I understand that if $A-3I = B$ and $\ B$ has the rank $1$ then all the rows of $B$ except one has to be $0$. Then, let's assume, first row of $A$, looks like this: $[(a_{11}+3) ...... a_{16}]$. The whole matrix:
$$A = \begin{pmatrix} a_{11}+3 & a_{12} & a_{13} & a_{14} & a_{15} & a_{16}\\ 0 & 3 & 0 & 0 & 0 & 0\\ 0 & 0 & 3 & 0 & 0 & 0\\ 0 & 0 & 0 & 3 & 0 & 0\\ 0 & 0 & 0 & 0 & 3 & 0\\ 0 & 0 & 0 & 0 & 0 & 3\end{pmatrix}$$
I believe that the rank of $A-4I$ has to be at least $5$. But it can be $6$ as well if the $a_{11}-1$ is different than zero.

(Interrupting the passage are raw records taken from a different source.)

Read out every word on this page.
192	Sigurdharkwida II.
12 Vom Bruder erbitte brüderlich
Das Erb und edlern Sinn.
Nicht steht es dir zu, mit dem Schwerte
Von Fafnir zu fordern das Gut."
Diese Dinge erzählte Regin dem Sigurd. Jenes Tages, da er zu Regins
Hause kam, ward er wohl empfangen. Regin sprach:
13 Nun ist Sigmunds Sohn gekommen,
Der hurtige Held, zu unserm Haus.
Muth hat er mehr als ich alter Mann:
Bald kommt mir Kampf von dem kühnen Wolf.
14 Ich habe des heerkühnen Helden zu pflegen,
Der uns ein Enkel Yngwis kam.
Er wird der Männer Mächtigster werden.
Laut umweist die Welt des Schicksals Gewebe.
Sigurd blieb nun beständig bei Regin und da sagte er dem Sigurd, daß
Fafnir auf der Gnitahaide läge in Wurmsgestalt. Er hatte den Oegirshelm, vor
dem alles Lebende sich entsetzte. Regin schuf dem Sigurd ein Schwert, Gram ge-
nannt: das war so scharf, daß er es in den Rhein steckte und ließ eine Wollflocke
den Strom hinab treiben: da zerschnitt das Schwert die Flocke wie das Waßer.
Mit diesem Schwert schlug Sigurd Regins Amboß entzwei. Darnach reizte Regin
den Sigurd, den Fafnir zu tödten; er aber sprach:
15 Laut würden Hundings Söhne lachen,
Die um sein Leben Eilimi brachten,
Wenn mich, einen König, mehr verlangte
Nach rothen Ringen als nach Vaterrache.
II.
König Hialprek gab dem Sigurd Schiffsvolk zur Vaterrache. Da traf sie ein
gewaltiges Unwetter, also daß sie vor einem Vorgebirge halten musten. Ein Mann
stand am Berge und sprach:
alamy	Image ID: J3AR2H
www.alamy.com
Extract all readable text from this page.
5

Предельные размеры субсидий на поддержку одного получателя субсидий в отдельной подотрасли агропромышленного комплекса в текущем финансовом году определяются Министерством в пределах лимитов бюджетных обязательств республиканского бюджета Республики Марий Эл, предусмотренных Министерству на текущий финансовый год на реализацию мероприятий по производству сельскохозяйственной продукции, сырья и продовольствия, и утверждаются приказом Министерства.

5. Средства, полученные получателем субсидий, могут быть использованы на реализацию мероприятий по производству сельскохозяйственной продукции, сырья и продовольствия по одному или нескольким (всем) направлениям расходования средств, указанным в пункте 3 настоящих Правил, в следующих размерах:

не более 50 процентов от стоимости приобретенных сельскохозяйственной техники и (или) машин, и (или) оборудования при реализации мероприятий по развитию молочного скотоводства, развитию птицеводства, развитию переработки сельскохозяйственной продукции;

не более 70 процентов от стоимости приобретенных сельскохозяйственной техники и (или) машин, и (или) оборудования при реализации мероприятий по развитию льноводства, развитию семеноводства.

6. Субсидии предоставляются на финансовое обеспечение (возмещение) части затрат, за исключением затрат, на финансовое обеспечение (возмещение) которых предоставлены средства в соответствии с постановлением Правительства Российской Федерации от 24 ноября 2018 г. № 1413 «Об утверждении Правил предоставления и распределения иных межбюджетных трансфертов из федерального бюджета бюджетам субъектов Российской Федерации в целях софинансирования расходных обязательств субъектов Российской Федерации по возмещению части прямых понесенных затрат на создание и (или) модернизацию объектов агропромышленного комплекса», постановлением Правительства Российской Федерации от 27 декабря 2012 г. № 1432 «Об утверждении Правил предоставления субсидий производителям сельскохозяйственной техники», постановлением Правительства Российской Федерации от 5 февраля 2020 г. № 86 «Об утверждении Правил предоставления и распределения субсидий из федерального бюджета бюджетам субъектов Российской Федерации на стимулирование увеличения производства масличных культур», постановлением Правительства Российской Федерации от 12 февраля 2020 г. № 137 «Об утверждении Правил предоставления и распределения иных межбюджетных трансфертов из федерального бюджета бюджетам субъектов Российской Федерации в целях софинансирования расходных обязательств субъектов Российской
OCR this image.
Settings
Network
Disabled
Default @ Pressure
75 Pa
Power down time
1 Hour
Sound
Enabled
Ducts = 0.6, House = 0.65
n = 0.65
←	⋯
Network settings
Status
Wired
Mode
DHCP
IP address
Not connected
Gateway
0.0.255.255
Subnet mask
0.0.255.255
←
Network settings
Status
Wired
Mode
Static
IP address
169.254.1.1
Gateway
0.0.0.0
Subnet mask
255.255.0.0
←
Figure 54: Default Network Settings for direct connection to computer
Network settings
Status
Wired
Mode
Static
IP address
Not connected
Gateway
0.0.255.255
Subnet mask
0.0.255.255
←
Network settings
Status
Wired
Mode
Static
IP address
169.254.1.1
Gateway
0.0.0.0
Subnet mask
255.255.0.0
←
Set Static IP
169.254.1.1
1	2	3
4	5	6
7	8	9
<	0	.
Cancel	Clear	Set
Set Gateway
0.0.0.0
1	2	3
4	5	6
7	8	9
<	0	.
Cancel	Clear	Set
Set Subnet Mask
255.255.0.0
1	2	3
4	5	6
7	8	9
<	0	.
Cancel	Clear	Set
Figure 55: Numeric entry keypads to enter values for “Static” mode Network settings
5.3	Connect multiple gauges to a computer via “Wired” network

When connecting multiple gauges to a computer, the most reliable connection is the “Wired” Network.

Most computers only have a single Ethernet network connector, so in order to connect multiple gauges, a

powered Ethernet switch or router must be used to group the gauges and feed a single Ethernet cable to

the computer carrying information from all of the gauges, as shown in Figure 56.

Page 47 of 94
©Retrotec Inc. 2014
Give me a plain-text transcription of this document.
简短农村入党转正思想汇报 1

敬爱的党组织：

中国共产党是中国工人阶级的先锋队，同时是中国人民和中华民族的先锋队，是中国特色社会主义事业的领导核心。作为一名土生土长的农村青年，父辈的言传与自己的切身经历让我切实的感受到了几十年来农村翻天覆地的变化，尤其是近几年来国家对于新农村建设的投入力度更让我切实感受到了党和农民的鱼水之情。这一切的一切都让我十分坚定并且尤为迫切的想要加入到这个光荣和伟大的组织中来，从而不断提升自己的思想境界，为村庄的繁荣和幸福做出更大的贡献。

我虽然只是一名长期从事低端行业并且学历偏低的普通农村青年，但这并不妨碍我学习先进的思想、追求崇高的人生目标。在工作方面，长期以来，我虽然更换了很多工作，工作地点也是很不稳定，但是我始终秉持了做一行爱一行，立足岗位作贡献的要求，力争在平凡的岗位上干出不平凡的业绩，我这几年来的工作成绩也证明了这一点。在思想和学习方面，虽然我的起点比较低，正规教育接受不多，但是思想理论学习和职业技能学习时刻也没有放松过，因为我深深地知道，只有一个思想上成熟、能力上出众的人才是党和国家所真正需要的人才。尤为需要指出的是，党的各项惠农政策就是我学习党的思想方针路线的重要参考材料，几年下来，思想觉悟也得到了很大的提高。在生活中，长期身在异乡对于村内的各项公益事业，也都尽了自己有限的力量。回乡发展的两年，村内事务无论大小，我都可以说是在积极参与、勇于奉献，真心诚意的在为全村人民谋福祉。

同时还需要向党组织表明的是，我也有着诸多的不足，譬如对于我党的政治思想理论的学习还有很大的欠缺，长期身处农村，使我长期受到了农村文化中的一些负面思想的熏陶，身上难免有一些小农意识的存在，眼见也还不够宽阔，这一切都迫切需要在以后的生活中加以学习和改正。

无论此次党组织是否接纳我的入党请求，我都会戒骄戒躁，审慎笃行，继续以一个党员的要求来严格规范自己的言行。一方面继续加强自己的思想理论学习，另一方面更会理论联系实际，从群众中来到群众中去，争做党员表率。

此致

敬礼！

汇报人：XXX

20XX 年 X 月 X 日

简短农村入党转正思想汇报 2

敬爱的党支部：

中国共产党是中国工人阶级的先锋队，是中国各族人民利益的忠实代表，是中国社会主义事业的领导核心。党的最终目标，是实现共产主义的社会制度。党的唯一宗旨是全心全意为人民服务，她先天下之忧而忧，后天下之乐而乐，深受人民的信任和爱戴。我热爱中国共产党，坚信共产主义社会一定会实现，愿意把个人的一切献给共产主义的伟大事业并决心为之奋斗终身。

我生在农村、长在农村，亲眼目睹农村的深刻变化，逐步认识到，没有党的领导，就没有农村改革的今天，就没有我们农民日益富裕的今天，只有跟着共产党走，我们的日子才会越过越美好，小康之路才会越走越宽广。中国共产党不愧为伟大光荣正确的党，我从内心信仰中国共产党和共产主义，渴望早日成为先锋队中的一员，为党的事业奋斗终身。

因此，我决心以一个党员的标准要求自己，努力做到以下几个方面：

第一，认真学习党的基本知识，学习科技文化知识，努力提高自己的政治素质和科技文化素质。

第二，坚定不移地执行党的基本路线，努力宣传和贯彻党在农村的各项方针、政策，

So I use the equation $A^2 + 12E = 7A$ to get:
- $A^2 + 12I - 7A = 0$
But we are looking for the first element of the matrix only, so:
- $(a_{11}+3)^2 + 12 - 7 (a_{11}+3)= 0$
And so I got:
- $a_{11}(a_{11}-1)=0$
Is my thought process correct? Will I end up with two situations or is something wrong?
Well it looks fine to me, you can also try it by another way. As the given matrix is Upper triangular , so the diagonal entries are actually its Eigenvalues . Clearly 5 of it's Eigenvalues are 3 that means everything depends on the first entry or we can say $a_{11}$, if it is 1 then the rank of $A-4I$ will be 5 and for any other value rank will surely be 6.
It's as simple as that. Hope it works.